La marijuana plus forte qu'avant

Le docteur Jutras-Aswad a affirmé que la marijuana est de 300 à 400 pour cent plus forte qu'elle l'était il y a 30 ans.

Une personne sur dix qui consomme du cannabis va développer une dépendance à la substance ou un trouble lié à son usage, a-t-il dit, en ajoutant que les jeunes Canadiens sont parmi ceux qui consomment le plus de pot au monde.

De plus, ces personnes ont plus de risques de consommer d'autres drogues illicites, comme la cocaïne, l'héroïne ou les amphétamines, a-t-il indiqué.

Sans vouloir «démoniser» la marijuana, M. Jutras-Aswad a ajouté que son usage menait à l'initiation et au maintien du tabagisme.

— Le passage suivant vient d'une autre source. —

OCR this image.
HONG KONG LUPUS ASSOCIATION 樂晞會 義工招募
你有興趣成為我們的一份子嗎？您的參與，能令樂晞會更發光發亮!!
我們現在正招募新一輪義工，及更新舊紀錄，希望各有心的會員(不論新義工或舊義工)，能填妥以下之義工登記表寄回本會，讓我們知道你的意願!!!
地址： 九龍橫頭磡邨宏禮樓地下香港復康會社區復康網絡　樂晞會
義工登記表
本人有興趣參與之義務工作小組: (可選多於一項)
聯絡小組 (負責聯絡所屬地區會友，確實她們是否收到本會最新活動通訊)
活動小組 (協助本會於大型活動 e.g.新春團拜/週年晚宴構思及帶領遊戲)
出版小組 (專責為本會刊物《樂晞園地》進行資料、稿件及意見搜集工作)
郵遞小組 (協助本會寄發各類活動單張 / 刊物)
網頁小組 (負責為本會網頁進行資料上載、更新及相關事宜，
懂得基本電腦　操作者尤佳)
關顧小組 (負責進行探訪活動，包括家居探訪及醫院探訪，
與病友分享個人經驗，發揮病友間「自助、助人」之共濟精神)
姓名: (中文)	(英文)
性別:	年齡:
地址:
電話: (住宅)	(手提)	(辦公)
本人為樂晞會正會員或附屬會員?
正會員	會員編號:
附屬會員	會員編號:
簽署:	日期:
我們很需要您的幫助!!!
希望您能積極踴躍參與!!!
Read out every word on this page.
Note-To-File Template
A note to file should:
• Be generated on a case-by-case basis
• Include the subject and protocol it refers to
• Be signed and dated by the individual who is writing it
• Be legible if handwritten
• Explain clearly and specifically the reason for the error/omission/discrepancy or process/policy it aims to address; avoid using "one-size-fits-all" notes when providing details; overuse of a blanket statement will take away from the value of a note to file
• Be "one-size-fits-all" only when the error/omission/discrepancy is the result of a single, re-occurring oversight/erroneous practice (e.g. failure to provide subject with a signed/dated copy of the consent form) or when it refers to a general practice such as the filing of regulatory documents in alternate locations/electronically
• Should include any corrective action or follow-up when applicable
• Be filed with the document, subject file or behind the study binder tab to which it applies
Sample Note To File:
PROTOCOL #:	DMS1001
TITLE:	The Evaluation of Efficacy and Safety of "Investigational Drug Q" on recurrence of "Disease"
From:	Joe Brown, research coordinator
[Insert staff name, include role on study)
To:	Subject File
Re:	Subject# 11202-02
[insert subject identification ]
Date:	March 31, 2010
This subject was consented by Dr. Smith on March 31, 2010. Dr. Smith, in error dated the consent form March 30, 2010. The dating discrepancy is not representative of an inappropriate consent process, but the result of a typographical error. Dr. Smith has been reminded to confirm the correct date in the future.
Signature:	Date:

Le Québec devra travailler pour prévenir l'usage problématique du cannabis, a dit celui qui en a vu de toutes sortes à l'Unité de psychiatrie des toxicomanies du CHUM.

«Il faut connaître les risques réels, mais en même temps, je pense qu'il ne faut pas les exagérer», a-t-il dit. «Si on dit à tous les jeunes que le cannabis cause la schizophrénie, les jeunes vont nous répondre : «Ben, dans la cour d'école, j'ai plein d'amis qui prennent du cannabis pis c'est pas vrai que tout le monde a développé une schizophrénie.»»

«Il faut arriver à donner des informations qui sont justes, qui sont assez nuancées, mais en même temps qui sont compréhensibles et assez vulgarisées, et ça, je pense que ça va être le grand grand défi des gens qui sont responsables de la santé publique, notamment au Québec.»

D'après lui, le gouvernement Couillard devra se pencher uniquement sur les enjeux de santé publique, et non penser «à faire de l'argent».

Il recommande que le réseau de distribution de cannabis soit placé sous l'égide de l'État, mais non intégré aux succursales de la SAQ, car «on pourrait s'inquiéter de la consommation combinée des deux substances».